The Battle of Stamford Bridge

Illustration depicting the Battle of Stamford Bridge

King Harold II learned of the Norwegian victory at Fulford whilst he and his army were still waiting for the expected invasion of southern England by Duke William of Normandy. King Harold realised the immediate danger the Norwegian victory in the north represented. In two days King Harold assembled an army of 15,000 men, which included roughly 3,000 of his elite troops - the housecarls.

King Harold led his army, most of whom were on foot, across 185 miles in just four days. The English army marched day and night with such speed that Hardrada’s army only knew of King Harold’s location when they saw them rushing towards their camp! Only six days after the Battle of Fulford the English forces led by King Harold won an astonishing victory against the Norwegian forces of Harald Hardrada.

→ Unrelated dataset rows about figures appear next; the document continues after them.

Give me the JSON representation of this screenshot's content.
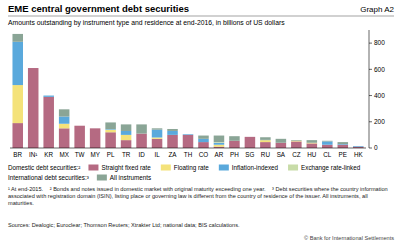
{
  "chart_data": {
    "type": "bar",
    "stacked": true,
    "grid": false,
    "title": "EME central government debt securities",
    "graph_number": "Graph A2",
    "subtitle": "Amounts outstanding by instrument type and residence at end-2016, in billions of US dollars",
    "categories": [
      "BR",
      "IN¹",
      "KR",
      "MX",
      "TW",
      "MY",
      "PL",
      "TR",
      "ID",
      "IL",
      "ZA",
      "TH",
      "CO",
      "AR",
      "PH",
      "SG",
      "RU",
      "SA",
      "CZ",
      "HU",
      "CL",
      "PE",
      "HK"
    ],
    "series": [
      {
        "name": "Straight fixed rate",
        "color": "#b56a82",
        "values": [
          190,
          610,
          390,
          150,
          170,
          150,
          120,
          60,
          110,
          70,
          100,
          100,
          45,
          10,
          55,
          85,
          45,
          40,
          50,
          35,
          25,
          25,
          10
        ]
      },
      {
        "name": "Floating rate",
        "color": "#f4e27a",
        "values": [
          290,
          0,
          0,
          35,
          0,
          0,
          20,
          40,
          0,
          10,
          0,
          0,
          0,
          15,
          0,
          0,
          15,
          0,
          5,
          5,
          0,
          0,
          0
        ]
      },
      {
        "name": "Inflation-indexed",
        "color": "#5aa9dc",
        "values": [
          330,
          0,
          10,
          55,
          0,
          0,
          5,
          30,
          0,
          60,
          30,
          5,
          25,
          15,
          0,
          0,
          2,
          0,
          0,
          0,
          25,
          5,
          5
        ]
      },
      {
        "name": "Exchange rate-linked",
        "color": "#c8dca8",
        "values": [
          0,
          0,
          0,
          0,
          0,
          0,
          0,
          0,
          0,
          0,
          0,
          0,
          0,
          5,
          0,
          0,
          0,
          0,
          0,
          0,
          0,
          0,
          0
        ]
      },
      {
        "name": "All instruments",
        "color": "#8aa596",
        "values": [
          60,
          0,
          0,
          55,
          0,
          0,
          50,
          50,
          70,
          10,
          15,
          0,
          25,
          50,
          35,
          0,
          20,
          30,
          5,
          20,
          5,
          15,
          0
        ]
      }
    ],
    "legend_headings": [
      "Domestic debt securities:²",
      "International debt securities:³"
    ],
    "ylim": [
      0,
      900
    ],
    "yticks": [
      0,
      200,
      400,
      600,
      800
    ],
    "footnotes": [
      "¹ At end-2015.",
      "² Bonds and notes issued in domestic market with original maturity exceeding one year.",
      "³ Debt securities where the country information associated with registration domain (ISIN), listing place or governing law is different from the country of residence of the issuer. All instruments, all maturities."
    ],
    "source": "Sources: Dealogic; Euroclear; Thomson Reuters; Xtrakter Ltd; national data; BIS calculations.",
    "copyright": "© Bank for International Settlements"
  }
}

Statistics to show what happened during the battle of Stamford Bridge

The outcome was a decisive victory for King Harold II. The Norwegians were caught off guard and all those camped at Stamford Bridge were killed. The Norwegian reinforcements were also defeated and only a small force escaped. Both Tostig Godwinson and Harald Hardrada were killed during the battle. King Harold won a famous victory but lost a third of his forces, and only four days later led his army on another exhausting forced march to confront Duke William near the south coast of England.

At any other time his victory would have been remembered as one of the greatest in English history but Harold would be judged by the outcome of the battle against Duke William three weeks later at Hastings.